A recent book on Gulzar reveals how well the lyricist-poet remembers details from the past

January 04, 2013 05:44 pm | Updated November 13, 2021 10:21 am IST

As we grow older, our memory often starts acting as a sieve. The incidents we could relate with passion until a few years ago suddenly begin to fade. Only some of us are blessed with a memory that is more like an adhesive, every little moment, every incident is retained, and related at a moment of choice. I felt this about Gulzar while going through Nasreen Munni Kabir’s In The Company Of A Poet where the seasoned lyricist-poet-writer talks of the incidents more than half-a-century ago as if they happened just the other day. Every bit is retained, every little experience of pain and pleasure recounted with integrity and accuracy. Gulzar hides little in the book, shares a lot with Nasreen. His endearing honesty makes for breezy reading.

It is the same glue-like memory that enables him to express his deep feelings for his father. When Gulzar talks of his father, there is a ring of affection, even anguish to his words. At the beginning of the book, there is a little epistle to his father where Gulzar expresses his sorrow at his going away. “Father, There is much to say that is left unsaid / If you were here I would speak / You were so despondent on my account / Fearing my poetry would drown me some day / I am still afloat, father”, he writes. Indeed, then Gulzar comes across like a little boy sitting on his papa’s lap, playing with his wrinkled fingers, stroking his white beard. There is so much love, so much that is unsaid.

For instance, just sample Gulzar’s take on his father as a specimen of his photographic memory: “He was a tall and handsome jaat , a lower middle-class man. His name was Sardar Makhan Singh Kalra. My paternal grandfather was Nihal Singh. Both my father and grandfather were born in Kurlan, a village about a mile from Dina. Grandfather was a gwala (cowherd)…. My father had studied Persian and Urdu till the fourth standard… Knowing how to read and write was a big deal for the son of a gwala , so my father thought of himself as an educated man. He found a job as a cook to a sahukaar…. Whenever he left the village, the family would say, ‘Munda Hindustan chala gaya’. Delhi seemed so far away that it was considered another country. My father struggled a great deal…. The day he was leaving for Delhi, he saw me crying inconsolably at the railway station as his train pulled out… I decided it was best that I should live with him in Delhi.”

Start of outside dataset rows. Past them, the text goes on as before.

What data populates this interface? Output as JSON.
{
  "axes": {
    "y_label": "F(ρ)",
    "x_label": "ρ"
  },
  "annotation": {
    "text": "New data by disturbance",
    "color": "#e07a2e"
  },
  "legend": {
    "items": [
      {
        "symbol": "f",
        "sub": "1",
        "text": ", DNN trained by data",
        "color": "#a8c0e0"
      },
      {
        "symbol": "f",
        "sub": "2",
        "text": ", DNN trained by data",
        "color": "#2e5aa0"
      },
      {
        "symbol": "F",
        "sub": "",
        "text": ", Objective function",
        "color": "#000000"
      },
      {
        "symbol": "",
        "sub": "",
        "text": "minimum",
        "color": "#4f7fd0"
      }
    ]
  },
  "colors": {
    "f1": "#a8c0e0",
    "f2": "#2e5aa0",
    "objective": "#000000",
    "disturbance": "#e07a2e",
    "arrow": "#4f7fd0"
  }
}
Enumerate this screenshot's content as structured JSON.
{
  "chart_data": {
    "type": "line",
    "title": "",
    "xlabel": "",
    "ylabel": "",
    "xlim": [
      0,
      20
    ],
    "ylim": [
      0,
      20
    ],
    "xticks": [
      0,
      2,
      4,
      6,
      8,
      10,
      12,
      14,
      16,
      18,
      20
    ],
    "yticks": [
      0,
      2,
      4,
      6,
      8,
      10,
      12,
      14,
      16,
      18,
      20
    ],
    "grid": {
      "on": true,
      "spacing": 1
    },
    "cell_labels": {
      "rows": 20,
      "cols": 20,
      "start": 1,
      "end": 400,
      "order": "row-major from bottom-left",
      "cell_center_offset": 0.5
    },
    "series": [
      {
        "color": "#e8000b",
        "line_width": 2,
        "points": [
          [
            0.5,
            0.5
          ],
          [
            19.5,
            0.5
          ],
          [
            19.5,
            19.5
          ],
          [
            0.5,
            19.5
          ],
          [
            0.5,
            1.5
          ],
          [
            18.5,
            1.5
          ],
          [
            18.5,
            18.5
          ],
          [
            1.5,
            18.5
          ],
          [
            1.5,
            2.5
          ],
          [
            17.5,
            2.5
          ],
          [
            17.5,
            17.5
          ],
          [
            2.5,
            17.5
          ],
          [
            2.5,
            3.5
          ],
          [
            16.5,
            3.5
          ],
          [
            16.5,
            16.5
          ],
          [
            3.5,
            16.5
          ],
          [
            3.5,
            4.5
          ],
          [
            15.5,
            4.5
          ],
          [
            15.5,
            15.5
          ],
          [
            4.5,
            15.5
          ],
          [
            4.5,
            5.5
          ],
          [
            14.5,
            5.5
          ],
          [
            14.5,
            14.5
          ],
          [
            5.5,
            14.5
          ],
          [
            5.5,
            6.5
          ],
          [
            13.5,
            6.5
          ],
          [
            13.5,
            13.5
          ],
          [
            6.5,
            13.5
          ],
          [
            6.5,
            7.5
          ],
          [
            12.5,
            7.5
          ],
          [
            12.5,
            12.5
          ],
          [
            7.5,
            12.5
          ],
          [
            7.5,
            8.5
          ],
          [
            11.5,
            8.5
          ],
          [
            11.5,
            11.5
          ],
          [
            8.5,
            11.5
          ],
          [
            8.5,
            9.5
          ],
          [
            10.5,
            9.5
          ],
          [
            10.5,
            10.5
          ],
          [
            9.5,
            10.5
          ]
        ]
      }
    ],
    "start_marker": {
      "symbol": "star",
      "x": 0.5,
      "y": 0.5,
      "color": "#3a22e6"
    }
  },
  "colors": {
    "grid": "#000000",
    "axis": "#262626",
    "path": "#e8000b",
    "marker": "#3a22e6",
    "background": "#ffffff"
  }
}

When Gulzar “decided” to shift to Delhi from Punjab, he was seven and admitted to a municipal corporation school. He remembers every tiny detail. “I used to sleep in the storeroom. I worked at my father’s topi-thaili ki dukaan.” Out of this hardship arose the ambition to rise higher in life. So Gulzar started reading. Newspapers, magazines, anything. Then came Urdu novels, mostly detective. “I would devour a crime story every night by the light of a lantern,” Gulzar recalls in the book. This novel too he would borrow from a local book stall for a few annas for a night! He was soon to improve his taste significantly by laying his hands on The Gardener , a collection of Tagore’s poems translated into English. Then he “stole” his brother Jasmer’s book Mohammed Iqbal’s Bal-e-Jabrail . His literary journey had indeed taken a flight. On a sound reading of Urdu literature. And a memory that retained all experiences.

The world of Munshi Premchand, Iqbal and Tagore left a deep imprint on him.

Apparently, Gulzar has done so well to retain every ounce of that knowledge that often less-informed people tend to mistake his work to be inspired from that of the great men of the previous centuries! Yet it is the same indelible memory that makes Nasreen’s book a fine read. Whether Gulzar talks of giving his daughter Meghna her pet name Bosky on the name of a fabric or he recalls the heady days of Meena Kumari, there is no dilution, no exaggeration. Of course, he reserves his best for Bimal Roy under whose baton he started his film career.

He even manages to laugh at a few follies of people — such as many cine-goers mistaking him to be a Muslim! Then, of course, he remembers to credit his Class IV-passed father for inculcating in him a love for languages!